Git Product home page Git Product logo

301-a4's Introduction

Review Assignment Due Date [comment]: <> (Do not remove this!) Points badge

Note: It will take 2-5 minutes for the points to update after you push.

Original assignment by Varick Erickson. Copyright (c) 2021 Varick Erickson.

Deliverables

Deliverable Points
Add/Contains 5
Remove 5
Assignment/MakeEmpty 5
Iterator 5
Overload Add/Remove 5
Union 5
Difference 5
Intersection 5
Rehash 5
Questions 15
Commits 5
Commenting 5
Total 70

The same standards for committing and commenting apply for this assignment as previous assignments. You should have pre/post comments in the header files at minimum as well as general comments. You should be committing and pushing regularly.

Questions (15 points)

  1. (1 pt/entry) Complete the following tables of Big-Oh.

Assume the set has n items and n buckets.

Function Big-Oh (average)
Add O(1)
Remove O(n)
Contains O(n)
  1. (1 pt/entry) Complete the following tables of Big-Oh.

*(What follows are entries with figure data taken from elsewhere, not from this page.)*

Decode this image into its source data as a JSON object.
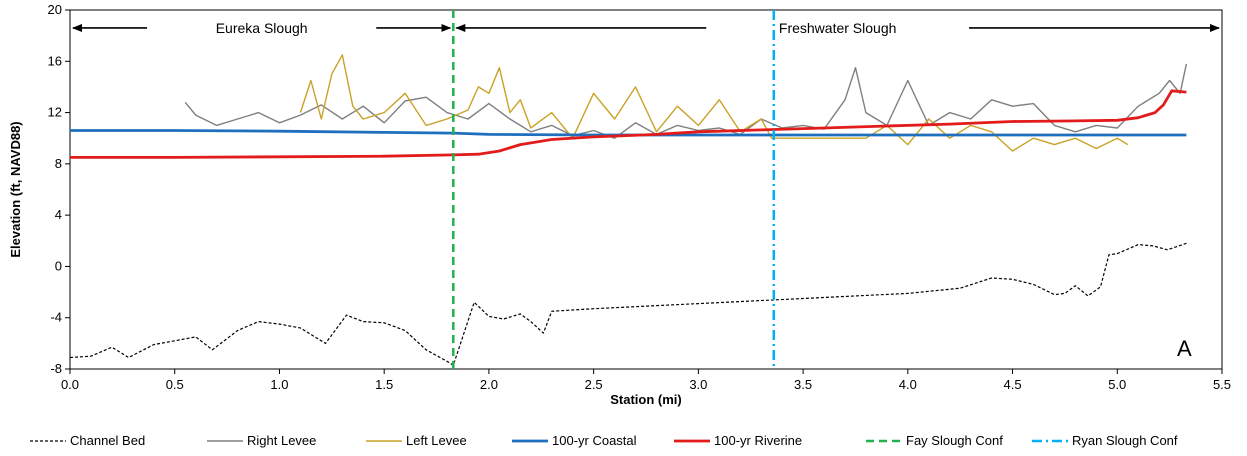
{
  "chart_data": {
    "type": "line",
    "xlabel": "Station (mi)",
    "ylabel": "Elevation (ft, NAVD88)",
    "xlim": [
      0,
      5.5
    ],
    "ylim": [
      -8,
      20
    ],
    "xticks": [
      "0.0",
      "0.5",
      "1.0",
      "1.5",
      "2.0",
      "2.5",
      "3.0",
      "3.5",
      "4.0",
      "4.5",
      "5.0",
      "5.5"
    ],
    "yticks": [
      "-8",
      "-4",
      "0",
      "4",
      "8",
      "12",
      "16",
      "20"
    ],
    "grid": false,
    "legend_position": "bottom",
    "panel_label": "A",
    "regions": [
      {
        "label": "Eureka Slough",
        "x_start": 0.0,
        "x_end": 1.83
      },
      {
        "label": "Freshwater Slough",
        "x_start": 1.83,
        "x_end": 5.5
      }
    ],
    "vlines": [
      {
        "name": "Fay Slough Conf",
        "x": 1.83,
        "color": "#22b14c",
        "style": "dashed"
      },
      {
        "name": "Ryan Slough Conf",
        "x": 3.36,
        "color": "#00b0f0",
        "style": "dashdot"
      }
    ],
    "series": [
      {
        "name": "Channel Bed",
        "color": "#000000",
        "style": "dotted",
        "x": [
          0.0,
          0.1,
          0.2,
          0.28,
          0.4,
          0.5,
          0.6,
          0.68,
          0.8,
          0.9,
          1.0,
          1.1,
          1.22,
          1.32,
          1.4,
          1.5,
          1.6,
          1.7,
          1.8,
          1.83,
          1.93,
          2.0,
          2.07,
          2.15,
          2.2,
          2.26,
          2.3,
          2.5,
          3.0,
          3.5,
          4.0,
          4.25,
          4.4,
          4.5,
          4.6,
          4.7,
          4.75,
          4.8,
          4.86,
          4.92,
          4.96,
          5.0,
          5.1,
          5.17,
          5.24,
          5.33
        ],
        "y": [
          -7.1,
          -7.0,
          -6.3,
          -7.1,
          -6.1,
          -5.8,
          -5.5,
          -6.5,
          -5.0,
          -4.3,
          -4.5,
          -4.8,
          -6.0,
          -3.8,
          -4.3,
          -4.4,
          -5.0,
          -6.5,
          -7.4,
          -7.7,
          -2.8,
          -3.9,
          -4.1,
          -3.7,
          -4.3,
          -5.2,
          -3.5,
          -3.3,
          -2.9,
          -2.5,
          -2.1,
          -1.7,
          -0.9,
          -1.0,
          -1.4,
          -2.2,
          -2.1,
          -1.5,
          -2.3,
          -1.6,
          0.9,
          1.0,
          1.7,
          1.6,
          1.3,
          1.8
        ]
      },
      {
        "name": "Right Levee",
        "color": "#7f7f7f",
        "style": "solid",
        "x": [
          0.55,
          0.6,
          0.7,
          0.8,
          0.9,
          1.0,
          1.1,
          1.2,
          1.3,
          1.4,
          1.5,
          1.6,
          1.7,
          1.8,
          1.9,
          2.0,
          2.1,
          2.2,
          2.3,
          2.4,
          2.5,
          2.6,
          2.7,
          2.8,
          2.9,
          3.0,
          3.1,
          3.2,
          3.3,
          3.4,
          3.5,
          3.6,
          3.7,
          3.75,
          3.8,
          3.9,
          4.0,
          4.1,
          4.2,
          4.3,
          4.4,
          4.5,
          4.6,
          4.7,
          4.8,
          4.9,
          5.0,
          5.1,
          5.2,
          5.25,
          5.3,
          5.33
        ],
        "y": [
          12.8,
          11.8,
          11.0,
          11.5,
          12.0,
          11.2,
          11.8,
          12.6,
          11.5,
          12.5,
          11.2,
          12.9,
          13.2,
          12.0,
          11.5,
          12.7,
          11.5,
          10.5,
          11.0,
          10.2,
          10.6,
          10.0,
          11.2,
          10.3,
          11.0,
          10.6,
          10.8,
          10.3,
          11.5,
          10.8,
          11.0,
          10.7,
          13.0,
          15.5,
          12.0,
          11.0,
          14.5,
          11.0,
          12.0,
          11.5,
          13.0,
          12.5,
          12.7,
          11.0,
          10.5,
          11.0,
          10.8,
          12.5,
          13.5,
          14.5,
          13.5,
          15.8
        ]
      },
      {
        "name": "Left Levee",
        "color": "#c9a227",
        "style": "solid",
        "x": [
          1.1,
          1.15,
          1.2,
          1.25,
          1.3,
          1.35,
          1.4,
          1.5,
          1.6,
          1.7,
          1.8,
          1.9,
          1.95,
          2.0,
          2.05,
          2.1,
          2.15,
          2.2,
          2.3,
          2.4,
          2.5,
          2.6,
          2.7,
          2.8,
          2.9,
          3.0,
          3.1,
          3.2,
          3.3,
          3.35,
          3.8,
          3.9,
          4.0,
          4.1,
          4.2,
          4.3,
          4.4,
          4.5,
          4.6,
          4.7,
          4.8,
          4.9,
          5.0,
          5.05
        ],
        "y": [
          12.0,
          14.5,
          11.5,
          15.0,
          16.5,
          12.5,
          11.5,
          12.0,
          13.5,
          11.0,
          11.5,
          12.2,
          14.0,
          13.5,
          15.5,
          12.0,
          13.0,
          10.8,
          12.0,
          10.0,
          13.5,
          11.5,
          14.0,
          10.5,
          12.5,
          11.0,
          13.0,
          10.5,
          11.5,
          10.0,
          10.0,
          11.0,
          9.5,
          11.5,
          10.0,
          11.0,
          10.5,
          9.0,
          10.0,
          9.5,
          10.0,
          9.2,
          10.0,
          9.5
        ]
      },
      {
        "name": "100-yr Coastal",
        "color": "#1f6fbf",
        "style": "solid",
        "x": [
          0.0,
          0.25,
          0.5,
          1.0,
          1.5,
          1.83,
          2.0,
          2.5,
          3.0,
          3.5,
          4.0,
          4.5,
          5.0,
          5.33
        ],
        "y": [
          10.6,
          10.6,
          10.6,
          10.55,
          10.45,
          10.4,
          10.3,
          10.25,
          10.25,
          10.25,
          10.25,
          10.25,
          10.25,
          10.25
        ]
      },
      {
        "name": "100-yr Riverine",
        "color": "#e21b1b",
        "style": "solid",
        "x": [
          0.0,
          0.5,
          1.0,
          1.5,
          1.83,
          1.95,
          2.05,
          2.15,
          2.3,
          2.5,
          2.8,
          3.0,
          3.3,
          3.6,
          3.9,
          4.2,
          4.5,
          4.8,
          5.0,
          5.1,
          5.18,
          5.22,
          5.26,
          5.33
        ],
        "y": [
          8.5,
          8.5,
          8.55,
          8.6,
          8.7,
          8.75,
          9.0,
          9.5,
          9.9,
          10.1,
          10.3,
          10.5,
          10.65,
          10.8,
          10.95,
          11.1,
          11.3,
          11.35,
          11.4,
          11.6,
          12.0,
          12.6,
          13.7,
          13.6
        ]
      }
    ]
  },
  "legend": {
    "items": [
      {
        "label": "Channel Bed",
        "color": "#000000",
        "style": "dotted"
      },
      {
        "label": "Right Levee",
        "color": "#7f7f7f",
        "style": "solid"
      },
      {
        "label": "Left Levee",
        "color": "#c9a227",
        "style": "solid"
      },
      {
        "label": "100-yr Coastal",
        "color": "#1f6fbf",
        "style": "solid"
      },
      {
        "label": "100-yr Riverine",
        "color": "#e21b1b",
        "style": "solid"
      },
      {
        "label": "Fay Slough Conf",
        "color": "#22b14c",
        "style": "dashed"
      },
      {
        "label": "Ryan Slough Conf",
        "color": "#00b0f0",
        "style": "dashdot"
      }
    ]
  }
}
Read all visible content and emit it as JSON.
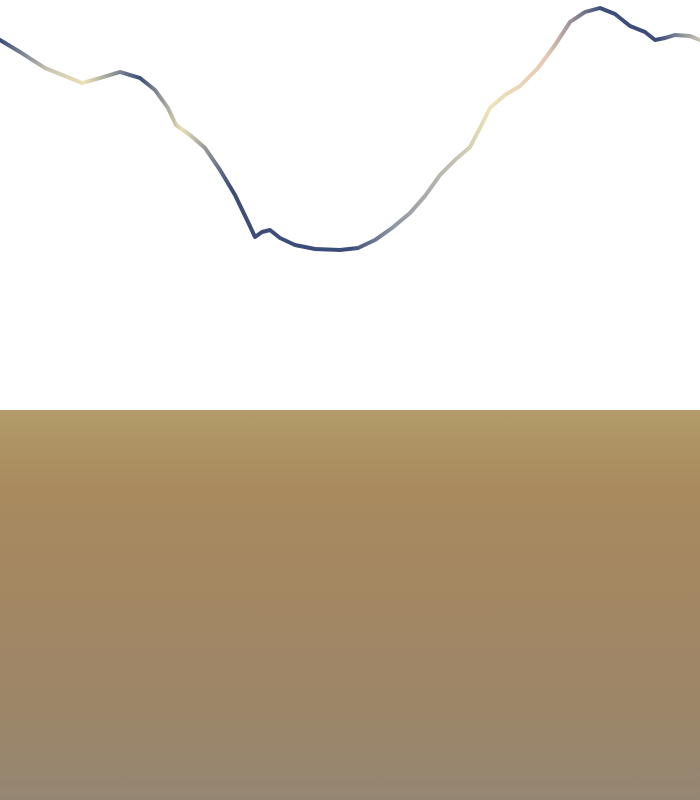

For the following table, assume set A has n items and set B has m items. You can also assume that A has n buckets and B has m buckets. You may also assume n > m. Your answers should be written in terms of m and n. (Note there is no difference between average, worst, and best for these functions.)

Function Big-Oh
Union O(n+m)
Intersection O(min(n,m))
Difference O(n)
Assignment O(n)
  1. Suppose you used the following function for GetHashIndex().
int GetHashIndex(const T& elem)
{
    return 0;
}

How would this affect the Big-oh for the following functions?

Function Big-Oh (average)
Add O(n)
Remove O(n)
Contains O(n)
  1. (1pts) Suppose you have n items and k*n buckets. What would be the load factor in this case?

    Load Factor is still numElems / numBuckets but with n items and kn buckets, the Load Factor would be = n / (kn) = 1/k

  2. (4pts) What would be the optimal number of buckets to have with respect to runtime if you have n items?

    The optimal # of buckets would be to have 1.5 or 2 times the # of buckets as a general rule of thumb. There is no fixed optimal number of buckets for a hash table with respect to runtime when you have n items. It depends on the specific requirements and characteristics of the application, and it may require experimentation and tuning to find the optimal number of buckets for a particular use case.

Recommended Implementation Order

This is the recommend implementation order for the SetType class.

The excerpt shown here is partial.